Design vs Modeling

The distinction of design vs modeling is something I run into all the time. I try to be careful in the stuff I write to be clear that I don’t write about design nearly as much as I write about modeling.

Design is coming up with and developing the idea for the function or shape. Modeling is trying to make the design come to life. It’s like the difference between science and engineering. Engineering is more about the application of the scientific ideas to everyday life. Modeling is like putting details and actual reality onto a design. Design is a pencil sketch, where details are vague. Modeling is making sure the details work, that your design is actually manufacturable, and that it achieves what you mean for it to achieve.

Sometimes these happen together. This week I’ve been working on a model that has gone through a lot of iterations. I’ve got a general concept – a general design – in my head, but getting that into the computer and trying to put some real detail on it is difficult.

Most often these two functions are handled by separate people, but there also needs to be communication between the two roles. The worst possible outcome is a vague design that doesn’t really resonate with the person doing the model, and then the model is executed badly. A good design has a lot of views that try to establish a vibe, or personality for the design, which makes it easier to fill in the blanks later when the engineer has to interpret details while doing the modeling.

Good design also has to be flexible. Very rarely have I run into a design which stayed static from the top to the bottom of a project. Typically a design changes when the designer sees his ideas interpreted by someone else. Design by committee is rarely a good thing, but design on an island is also not what usually produces the best products.

I very much believe that a design should come from a single piece of cloth, to keep the same philosophy throughout the project. But I also believe that a single person can rarely see the problem from every necessary point of view. The best ideas come not from compromise, but from working out problems from multiple points of view.

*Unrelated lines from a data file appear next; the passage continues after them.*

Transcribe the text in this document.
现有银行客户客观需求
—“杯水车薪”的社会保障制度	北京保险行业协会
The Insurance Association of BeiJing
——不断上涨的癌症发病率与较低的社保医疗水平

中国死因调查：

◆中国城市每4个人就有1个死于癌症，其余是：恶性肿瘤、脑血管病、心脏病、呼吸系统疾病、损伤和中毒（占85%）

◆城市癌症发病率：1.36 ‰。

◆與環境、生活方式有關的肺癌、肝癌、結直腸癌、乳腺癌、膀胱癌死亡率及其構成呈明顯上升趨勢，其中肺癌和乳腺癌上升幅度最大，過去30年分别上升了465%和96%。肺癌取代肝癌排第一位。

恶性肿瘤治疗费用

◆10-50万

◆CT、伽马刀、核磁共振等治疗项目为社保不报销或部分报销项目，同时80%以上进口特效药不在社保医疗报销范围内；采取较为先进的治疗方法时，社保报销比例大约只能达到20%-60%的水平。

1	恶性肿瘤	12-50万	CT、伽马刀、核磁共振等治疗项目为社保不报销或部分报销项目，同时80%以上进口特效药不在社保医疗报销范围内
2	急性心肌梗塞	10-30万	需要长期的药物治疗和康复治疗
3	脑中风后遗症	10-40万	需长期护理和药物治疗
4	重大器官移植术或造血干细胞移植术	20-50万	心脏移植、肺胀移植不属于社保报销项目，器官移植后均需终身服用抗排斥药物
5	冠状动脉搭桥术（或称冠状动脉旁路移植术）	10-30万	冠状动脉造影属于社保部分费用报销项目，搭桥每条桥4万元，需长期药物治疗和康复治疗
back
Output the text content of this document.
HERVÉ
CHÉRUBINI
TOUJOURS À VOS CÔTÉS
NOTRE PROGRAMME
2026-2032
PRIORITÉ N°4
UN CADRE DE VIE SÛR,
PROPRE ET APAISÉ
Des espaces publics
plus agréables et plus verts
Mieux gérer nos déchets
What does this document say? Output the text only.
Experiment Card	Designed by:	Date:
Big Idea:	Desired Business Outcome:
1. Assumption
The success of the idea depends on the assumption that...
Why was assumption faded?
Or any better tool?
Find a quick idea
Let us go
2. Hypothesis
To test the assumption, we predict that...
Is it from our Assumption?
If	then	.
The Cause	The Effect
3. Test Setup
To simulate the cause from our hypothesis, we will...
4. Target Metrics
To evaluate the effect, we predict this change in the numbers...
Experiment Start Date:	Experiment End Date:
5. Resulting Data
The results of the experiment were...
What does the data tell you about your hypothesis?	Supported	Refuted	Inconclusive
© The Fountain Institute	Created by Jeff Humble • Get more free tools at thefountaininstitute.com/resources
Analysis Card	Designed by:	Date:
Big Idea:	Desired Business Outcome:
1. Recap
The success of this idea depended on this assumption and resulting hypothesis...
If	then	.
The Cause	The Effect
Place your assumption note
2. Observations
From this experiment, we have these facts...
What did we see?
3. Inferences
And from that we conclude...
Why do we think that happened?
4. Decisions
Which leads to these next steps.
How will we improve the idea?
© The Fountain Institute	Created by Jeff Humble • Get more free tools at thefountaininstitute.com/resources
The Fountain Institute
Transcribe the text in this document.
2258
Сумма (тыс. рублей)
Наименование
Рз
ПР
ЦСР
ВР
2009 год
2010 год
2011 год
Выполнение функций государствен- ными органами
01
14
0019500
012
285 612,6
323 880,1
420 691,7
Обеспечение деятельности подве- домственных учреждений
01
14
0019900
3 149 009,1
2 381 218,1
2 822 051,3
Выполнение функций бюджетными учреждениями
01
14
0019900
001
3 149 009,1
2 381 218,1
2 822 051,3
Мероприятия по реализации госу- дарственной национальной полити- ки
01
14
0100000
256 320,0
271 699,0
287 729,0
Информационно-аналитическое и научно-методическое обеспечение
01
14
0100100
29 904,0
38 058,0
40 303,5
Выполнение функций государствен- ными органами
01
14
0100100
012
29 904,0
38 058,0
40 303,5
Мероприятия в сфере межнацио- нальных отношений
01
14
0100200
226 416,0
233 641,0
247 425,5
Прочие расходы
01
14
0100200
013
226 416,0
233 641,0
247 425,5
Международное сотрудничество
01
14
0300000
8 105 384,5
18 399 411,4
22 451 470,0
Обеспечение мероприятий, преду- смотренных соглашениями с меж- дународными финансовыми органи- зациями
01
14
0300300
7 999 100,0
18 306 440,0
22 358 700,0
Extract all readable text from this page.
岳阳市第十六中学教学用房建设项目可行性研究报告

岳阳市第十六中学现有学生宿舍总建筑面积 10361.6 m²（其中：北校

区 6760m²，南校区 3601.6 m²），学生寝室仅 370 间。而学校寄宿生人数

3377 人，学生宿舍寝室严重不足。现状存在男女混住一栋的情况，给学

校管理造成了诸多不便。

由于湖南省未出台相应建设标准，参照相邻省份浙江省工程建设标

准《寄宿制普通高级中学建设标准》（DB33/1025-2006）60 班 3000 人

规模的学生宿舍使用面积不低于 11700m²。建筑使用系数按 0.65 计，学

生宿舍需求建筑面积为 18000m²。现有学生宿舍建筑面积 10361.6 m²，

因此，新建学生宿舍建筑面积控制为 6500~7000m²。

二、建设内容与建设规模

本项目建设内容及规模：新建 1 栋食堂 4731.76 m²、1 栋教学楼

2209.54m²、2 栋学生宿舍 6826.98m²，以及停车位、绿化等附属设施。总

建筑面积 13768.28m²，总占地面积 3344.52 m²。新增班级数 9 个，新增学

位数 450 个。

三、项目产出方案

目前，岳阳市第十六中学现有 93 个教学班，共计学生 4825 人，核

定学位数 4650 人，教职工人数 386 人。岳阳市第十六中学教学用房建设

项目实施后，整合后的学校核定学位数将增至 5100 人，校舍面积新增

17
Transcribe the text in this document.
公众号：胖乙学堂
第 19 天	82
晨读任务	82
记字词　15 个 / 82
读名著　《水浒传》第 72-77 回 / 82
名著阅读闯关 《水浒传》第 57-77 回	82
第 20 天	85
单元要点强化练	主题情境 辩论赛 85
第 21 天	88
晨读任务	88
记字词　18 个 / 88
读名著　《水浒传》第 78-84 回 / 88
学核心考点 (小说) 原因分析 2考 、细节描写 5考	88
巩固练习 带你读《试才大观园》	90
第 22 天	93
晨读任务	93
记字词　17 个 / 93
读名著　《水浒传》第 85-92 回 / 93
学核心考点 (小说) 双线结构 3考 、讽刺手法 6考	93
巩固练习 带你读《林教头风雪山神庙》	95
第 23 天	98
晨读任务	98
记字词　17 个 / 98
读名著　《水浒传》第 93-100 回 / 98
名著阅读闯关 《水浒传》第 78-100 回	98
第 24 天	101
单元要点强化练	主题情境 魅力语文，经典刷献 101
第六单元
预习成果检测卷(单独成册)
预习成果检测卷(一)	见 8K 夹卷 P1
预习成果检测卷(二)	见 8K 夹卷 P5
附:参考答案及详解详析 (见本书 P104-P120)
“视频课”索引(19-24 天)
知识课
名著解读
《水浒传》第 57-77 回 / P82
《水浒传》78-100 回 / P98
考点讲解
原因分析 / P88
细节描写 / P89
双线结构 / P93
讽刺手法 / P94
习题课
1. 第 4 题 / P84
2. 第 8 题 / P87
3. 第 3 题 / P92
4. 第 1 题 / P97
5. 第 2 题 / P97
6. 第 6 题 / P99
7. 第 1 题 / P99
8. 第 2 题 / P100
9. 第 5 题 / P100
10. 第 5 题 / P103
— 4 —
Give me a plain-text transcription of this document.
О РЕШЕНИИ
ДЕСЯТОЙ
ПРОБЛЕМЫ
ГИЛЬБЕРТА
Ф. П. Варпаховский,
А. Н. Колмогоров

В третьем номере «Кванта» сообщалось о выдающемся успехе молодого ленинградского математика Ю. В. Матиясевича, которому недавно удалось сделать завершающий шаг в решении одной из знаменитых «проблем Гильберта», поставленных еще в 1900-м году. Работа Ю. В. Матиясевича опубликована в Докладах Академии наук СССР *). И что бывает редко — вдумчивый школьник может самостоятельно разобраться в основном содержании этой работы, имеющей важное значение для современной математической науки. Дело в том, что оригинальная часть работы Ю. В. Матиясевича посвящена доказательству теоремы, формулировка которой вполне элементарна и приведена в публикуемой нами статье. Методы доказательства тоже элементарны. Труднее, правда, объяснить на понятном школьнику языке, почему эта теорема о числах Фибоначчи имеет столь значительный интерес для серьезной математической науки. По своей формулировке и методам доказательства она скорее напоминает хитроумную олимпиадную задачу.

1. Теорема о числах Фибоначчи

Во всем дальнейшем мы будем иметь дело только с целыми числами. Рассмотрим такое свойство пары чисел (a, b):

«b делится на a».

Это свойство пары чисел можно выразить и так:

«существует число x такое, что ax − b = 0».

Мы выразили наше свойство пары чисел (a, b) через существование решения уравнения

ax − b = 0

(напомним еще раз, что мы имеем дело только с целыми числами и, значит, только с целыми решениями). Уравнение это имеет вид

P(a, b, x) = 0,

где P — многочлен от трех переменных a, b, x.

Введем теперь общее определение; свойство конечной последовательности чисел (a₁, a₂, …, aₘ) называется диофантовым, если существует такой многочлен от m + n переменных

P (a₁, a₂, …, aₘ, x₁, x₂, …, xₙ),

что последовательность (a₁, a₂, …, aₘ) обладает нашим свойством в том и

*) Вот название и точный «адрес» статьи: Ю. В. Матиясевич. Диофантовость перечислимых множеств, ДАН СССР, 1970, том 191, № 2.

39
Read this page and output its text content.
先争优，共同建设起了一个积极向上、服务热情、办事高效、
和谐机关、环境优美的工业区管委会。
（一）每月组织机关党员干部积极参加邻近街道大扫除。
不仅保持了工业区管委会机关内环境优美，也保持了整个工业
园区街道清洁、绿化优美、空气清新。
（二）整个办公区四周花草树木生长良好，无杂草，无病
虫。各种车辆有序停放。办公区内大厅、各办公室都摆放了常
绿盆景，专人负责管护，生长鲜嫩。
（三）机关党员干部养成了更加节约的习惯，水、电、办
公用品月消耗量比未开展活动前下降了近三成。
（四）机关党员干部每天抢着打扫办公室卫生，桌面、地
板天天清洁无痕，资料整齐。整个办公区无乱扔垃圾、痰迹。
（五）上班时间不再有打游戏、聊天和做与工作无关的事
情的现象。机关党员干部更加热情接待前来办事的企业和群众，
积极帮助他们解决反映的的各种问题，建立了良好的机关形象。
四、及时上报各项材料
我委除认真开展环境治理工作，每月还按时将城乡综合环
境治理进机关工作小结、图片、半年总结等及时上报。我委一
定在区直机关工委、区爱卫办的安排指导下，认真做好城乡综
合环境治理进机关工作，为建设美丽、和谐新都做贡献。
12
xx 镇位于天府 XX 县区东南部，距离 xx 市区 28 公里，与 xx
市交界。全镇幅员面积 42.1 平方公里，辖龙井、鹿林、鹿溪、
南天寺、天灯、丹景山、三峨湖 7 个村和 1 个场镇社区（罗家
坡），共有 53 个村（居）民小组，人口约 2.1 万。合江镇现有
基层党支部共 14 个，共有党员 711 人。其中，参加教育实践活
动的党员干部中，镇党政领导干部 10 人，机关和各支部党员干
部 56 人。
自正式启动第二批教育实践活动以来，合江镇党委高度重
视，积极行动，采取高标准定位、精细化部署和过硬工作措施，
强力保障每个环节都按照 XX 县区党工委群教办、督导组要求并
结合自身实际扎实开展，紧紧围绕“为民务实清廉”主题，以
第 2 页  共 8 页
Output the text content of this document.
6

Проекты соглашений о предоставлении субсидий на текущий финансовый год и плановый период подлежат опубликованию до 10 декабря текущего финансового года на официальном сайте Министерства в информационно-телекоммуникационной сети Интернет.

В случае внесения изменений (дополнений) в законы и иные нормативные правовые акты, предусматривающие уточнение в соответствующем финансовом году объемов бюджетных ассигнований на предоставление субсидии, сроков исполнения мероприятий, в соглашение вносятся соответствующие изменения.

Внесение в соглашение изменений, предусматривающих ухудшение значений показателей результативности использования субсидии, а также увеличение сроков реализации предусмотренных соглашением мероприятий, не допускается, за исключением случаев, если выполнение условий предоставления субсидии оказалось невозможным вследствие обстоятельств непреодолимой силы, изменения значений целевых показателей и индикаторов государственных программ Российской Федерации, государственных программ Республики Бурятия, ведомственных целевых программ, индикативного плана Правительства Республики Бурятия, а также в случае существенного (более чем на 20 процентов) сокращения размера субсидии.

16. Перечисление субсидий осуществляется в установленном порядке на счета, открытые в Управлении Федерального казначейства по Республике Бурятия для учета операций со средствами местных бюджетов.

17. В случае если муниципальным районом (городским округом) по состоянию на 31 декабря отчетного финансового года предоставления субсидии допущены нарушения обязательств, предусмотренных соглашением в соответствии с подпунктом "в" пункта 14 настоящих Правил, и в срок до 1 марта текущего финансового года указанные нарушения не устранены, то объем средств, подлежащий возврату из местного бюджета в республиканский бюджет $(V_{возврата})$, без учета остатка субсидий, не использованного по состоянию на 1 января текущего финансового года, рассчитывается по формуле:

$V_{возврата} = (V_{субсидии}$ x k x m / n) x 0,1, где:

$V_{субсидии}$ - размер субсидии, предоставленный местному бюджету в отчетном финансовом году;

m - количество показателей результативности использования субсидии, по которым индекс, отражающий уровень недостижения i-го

You get the most complete and most satisfactory solutions that way.

In design, ego tends to be a real problem. Everyone involved has to remember that it takes everyone involved to complete the project. The project isn’t completed by a series of throwing it over the wall, but by a fluid exchange of ideas and working out real solutions. Sometimes the idea from the packaging department really does need to set the parameters for the entire project. But at the same time, I don’t think you have to sacrifice a satisfying look to also optimize shipping cost.

I’ve worked on teams where things really worked, and we turned out great products that were optimized from multiple points of view. I’ve also worked on projects where a single ego gummed up the whole thing, and everything downstream from the design was a disaster.

Some of the good groups have been with big companies and some of the bad ones have been with small companies, so it can be hard to judge which system is going to work from the outside.

Personally I prefer modeling over design, because there is a more objective measure of success – if your model looks like the design, and you’ve made it functional and manufacturable, then you have succeeded.